Et depuys ledit jour jusques au mecredi, eusmes vent à gré et fort ventant et rengeasmes ladite terre du Nord Est Suest et Oest Nornoest, car ainsi gist, fors une ance et cap de terre basses qui prent plus du Suest, que est enuyron XXV. lieues dudit destroit; auquel lieu vismes des fumées que les gens de ladite terre faisoient sur ledit cap. Et pour ce que le vent chargeoyt à la coste, n'y aprochasmes; et eulx voyans que n'y aprochions, viendrent auec deux barques, enuyron douze homes, lesquelz vindrent aussi franchement à bort de noz nauyres, comme s'ilz eussent esté Françoys. Ilz nous firent entendre qu'ilz venoyent de la grant baye et qu'ilz estoient au cappitaine Thiennot, lequel estoit sur ledit cap, nous faisant signe qu'ilz s'en retournoyent en leurs pays, deuers là où nous venyons et que les navyres estoient appareillez de ladite baye, tous chargez de poisson. Nous nommasmes ledit cap le cap Thiennot.
Dempuis celluy cap gist la terre Est Suest et Ouaist Nornoist et sont toutes basses terres, bien belles, toutes rangées de sablon, où il y a là mer de arafiffes et basses jusques enuyron ung lieues où commence la terre à s'aterre à Oest et à l'Est Nordest, toute rangée d'isles estantes à deux ou troys lieux loing de terre, le paraige desquelles y a des basses dangereuses à plus de quatre ou cinq lieues loing de terre.
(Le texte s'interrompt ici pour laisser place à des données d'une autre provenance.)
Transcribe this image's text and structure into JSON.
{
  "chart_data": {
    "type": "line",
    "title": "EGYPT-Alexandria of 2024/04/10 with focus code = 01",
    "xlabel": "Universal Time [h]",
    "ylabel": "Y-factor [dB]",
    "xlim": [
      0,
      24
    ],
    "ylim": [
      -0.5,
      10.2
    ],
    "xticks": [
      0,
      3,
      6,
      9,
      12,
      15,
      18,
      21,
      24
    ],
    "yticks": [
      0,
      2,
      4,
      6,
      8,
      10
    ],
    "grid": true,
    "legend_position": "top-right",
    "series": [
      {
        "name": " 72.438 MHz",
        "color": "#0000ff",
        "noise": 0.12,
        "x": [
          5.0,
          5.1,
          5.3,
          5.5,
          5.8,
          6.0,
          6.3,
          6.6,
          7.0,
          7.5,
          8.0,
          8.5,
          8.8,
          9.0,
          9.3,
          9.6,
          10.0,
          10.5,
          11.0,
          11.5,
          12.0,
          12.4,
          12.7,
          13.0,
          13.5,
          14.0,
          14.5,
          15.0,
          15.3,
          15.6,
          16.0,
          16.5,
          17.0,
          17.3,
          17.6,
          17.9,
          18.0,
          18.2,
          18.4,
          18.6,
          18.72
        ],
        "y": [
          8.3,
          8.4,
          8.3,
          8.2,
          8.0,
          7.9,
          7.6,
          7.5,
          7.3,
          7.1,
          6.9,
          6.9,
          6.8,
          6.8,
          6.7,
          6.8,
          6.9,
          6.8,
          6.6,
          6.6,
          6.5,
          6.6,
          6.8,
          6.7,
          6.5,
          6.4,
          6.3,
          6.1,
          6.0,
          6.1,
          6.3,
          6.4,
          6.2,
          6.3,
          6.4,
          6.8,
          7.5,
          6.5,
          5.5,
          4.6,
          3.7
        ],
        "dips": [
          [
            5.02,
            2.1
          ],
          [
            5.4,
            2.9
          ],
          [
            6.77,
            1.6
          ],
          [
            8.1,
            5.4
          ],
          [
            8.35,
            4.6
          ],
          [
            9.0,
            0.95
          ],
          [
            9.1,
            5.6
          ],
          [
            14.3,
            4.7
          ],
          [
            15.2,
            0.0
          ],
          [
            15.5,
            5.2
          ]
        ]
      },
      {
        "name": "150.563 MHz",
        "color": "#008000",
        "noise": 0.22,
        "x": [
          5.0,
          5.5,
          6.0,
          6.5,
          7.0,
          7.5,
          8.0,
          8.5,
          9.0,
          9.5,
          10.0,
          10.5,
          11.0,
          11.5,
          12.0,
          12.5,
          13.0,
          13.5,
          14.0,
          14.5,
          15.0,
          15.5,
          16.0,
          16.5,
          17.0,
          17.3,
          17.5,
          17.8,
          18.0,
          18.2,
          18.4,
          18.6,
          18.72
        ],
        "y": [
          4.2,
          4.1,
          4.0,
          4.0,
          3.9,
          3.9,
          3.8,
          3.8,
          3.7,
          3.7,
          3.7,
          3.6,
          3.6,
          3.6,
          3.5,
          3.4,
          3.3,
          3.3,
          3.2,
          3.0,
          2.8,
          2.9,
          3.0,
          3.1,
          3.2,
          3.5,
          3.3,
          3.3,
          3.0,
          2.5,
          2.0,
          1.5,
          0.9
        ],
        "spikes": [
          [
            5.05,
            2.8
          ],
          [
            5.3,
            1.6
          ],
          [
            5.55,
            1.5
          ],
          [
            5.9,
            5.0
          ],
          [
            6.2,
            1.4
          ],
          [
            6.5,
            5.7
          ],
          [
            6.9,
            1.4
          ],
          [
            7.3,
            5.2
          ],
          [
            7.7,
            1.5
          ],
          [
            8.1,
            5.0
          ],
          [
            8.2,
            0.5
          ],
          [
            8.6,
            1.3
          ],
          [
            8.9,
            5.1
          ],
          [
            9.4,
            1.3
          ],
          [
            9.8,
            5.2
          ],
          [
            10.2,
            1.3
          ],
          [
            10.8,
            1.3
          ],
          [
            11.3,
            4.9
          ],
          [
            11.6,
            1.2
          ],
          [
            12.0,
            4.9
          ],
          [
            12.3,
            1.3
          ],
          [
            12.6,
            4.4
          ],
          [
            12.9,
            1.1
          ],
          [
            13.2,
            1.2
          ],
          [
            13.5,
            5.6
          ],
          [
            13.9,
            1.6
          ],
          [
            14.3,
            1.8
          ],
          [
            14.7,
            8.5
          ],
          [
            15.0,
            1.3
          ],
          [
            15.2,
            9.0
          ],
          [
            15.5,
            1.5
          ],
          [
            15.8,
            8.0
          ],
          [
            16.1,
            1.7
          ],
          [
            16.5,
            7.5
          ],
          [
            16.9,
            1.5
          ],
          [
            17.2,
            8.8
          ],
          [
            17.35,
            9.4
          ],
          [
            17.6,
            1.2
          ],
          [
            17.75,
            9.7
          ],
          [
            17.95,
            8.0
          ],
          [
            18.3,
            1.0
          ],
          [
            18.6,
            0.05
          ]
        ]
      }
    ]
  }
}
Despuis ledit mecredi jusques au samedy eusmes grant vent de Surnoist et fismes porter à l'Est Nordest; et ledit jour vynmes querir la terre de l'Oest de Terre neufue entre les Granches et le Cap double; et alors le vent vint à l'Est Nordest en yre et tormente et mysmes le cap au Nort Nornoist et allasmes querir la bande du Nort qui est comme davent tout rengée d'isles, et nous estans jouxte ladite terre et isles, le vent survynt et vint au Su et fismes porter dedans ladite baye, et le lendemain, IXe d'Aoust, entrasmes dedans Blanc Sablon.
Fin des Descouuremens.
Et depuis, sçauoyr le quinziesme jour d'Aoust, jour de feste de l'Assumption Nostre-Dame, partismes assemblement dudit hable de Blanc Sablon, après auoir messe et aueques bon temps vynmes jusques à la my mer d'entre Terre neufue et Bretaigne, auquel lieu eusmes troys jours continuez de grande tourmente de vents d'auaulx, laquelle auec l'ayde de Dieu nous souffrismes et endurasmes; et despuis eusmes temps à gré, tellement que arriuasmes au hable de Saint Malo dont estyons partiz, le Ve jour de Septembre audit an.
APPENDICE
Abrégé des voiages, découvertes et habitacions faits en l'Amerique septentrionnale, par les François et ensuite celles faites par les Anglois.
Premièrement, il est très-certain et approuvé de tous que sa Majesté très crestienne a pris possession du dit païs avant tout autre prince crestien; et que les Bretons et Normans ont découvert et trouvé les premiers, le grand Banc et la coste dudit païs, qu'ils appelèrent lors la Terre neuve, depuis le Canada, et à présent la Nouvelle France. Ces découvertes furent faites l'an 1504, comme il se void dans l'Histoire de Niflet et Antoine Maydini, imprimé à Douay.
Et davantage, il est très-probable que, par commandement du Roi François Ier, Jean Veruzan prit possession dudit païs, au nom de sadite Majesté, commançant dès le 33e degré d'elevacion, jusque au 47e de latitude, ce qu'il fit par deux divers voiages dont le dernier fut l'an 1523; et fut des lors appellé la Nouvelle France.